All information consumption in the mobile Internet era occurs by using a terminal-pipe-cloud architecture. Data is exchanged, by using a pipe service of the mobile broadband network, between an Internet application server based on an information technology (IT, Information Technology) cloud platform and an application client on an intelligent terminal, so as to meet mobile users' requirements for access at any time and any place and for always staying online. Benefiting from decoupling between mobile services and mobile pipes, most services of a mobile user come from an Internet application provider instead of a telecommunications operator. As Internet applications are rapidly developing, innovations keep emerging. In addition to the foregoing plenty of IT applications, an emerging enterprise or Internet of Things (M2M, Machine to Machine) industry is gradually carrying out services based on the MBB network.
After applications and a bearer network are decoupled, in current mobile applications, data is commonly transmitted by using a mobile pipe as a transparent dumb pipe. The applications and the network are unaware of each other, and therefore, inevitably, optimal user experience of the applications cannot be achieved, and optimal utilization efficiency of a network resource cannot be achieved. This is unfavorable to an application service provider, a mobile network pipe provider, or the operator.
Currently, a mobile broadband network defined by the 3rd Generation Partnership Project (3GPP, The 3rd Generation Partnership Project) is a dedicated telecommunications network, which is relatively enclosed and rigid, and externally opens control capabilities of pipe charging and quality of service (QoS, Quality of Service) mainly through a policy and charging rules function (PCRF, Policy and Charging Rules Function) network element. Types of open capabilities are limited, and fast dynamic changes are not supported, causing a lack of resilience. In addition, currently, a PCRF network element of a mobile network externally provides only an Rx interface of policy control and charging control oriented to a service flow, and the Rx interface is currently used only for a proprietary service of the operator, thereby failing to effectively support a requirement for a customized mobile network for industrial applications or virtual operations.

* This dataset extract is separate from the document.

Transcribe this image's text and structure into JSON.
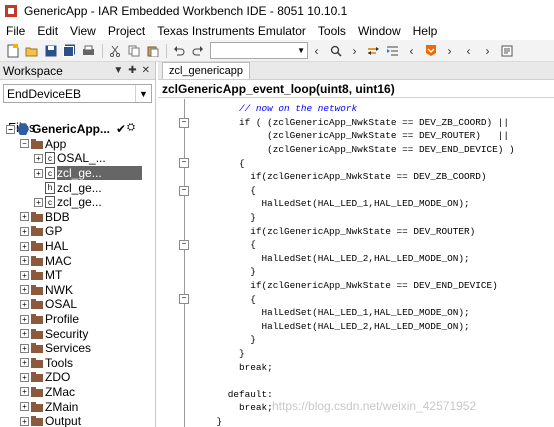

For example, an enterprise or M2M industrial application based on the cloud platform often poses a particular requirement for the bearer network, including network functions, features, or capacity specifications. In addition, for example, some industries pose a stricter security or reliability requirement for a network, and some industries require high-bandwidth and low-latency guarantee. Some enterprise applications do not require complex charging or QoS guarantee, and do not require a high capacity, but require a lower cost. Current network architecture can hardly meet such a customization requirement.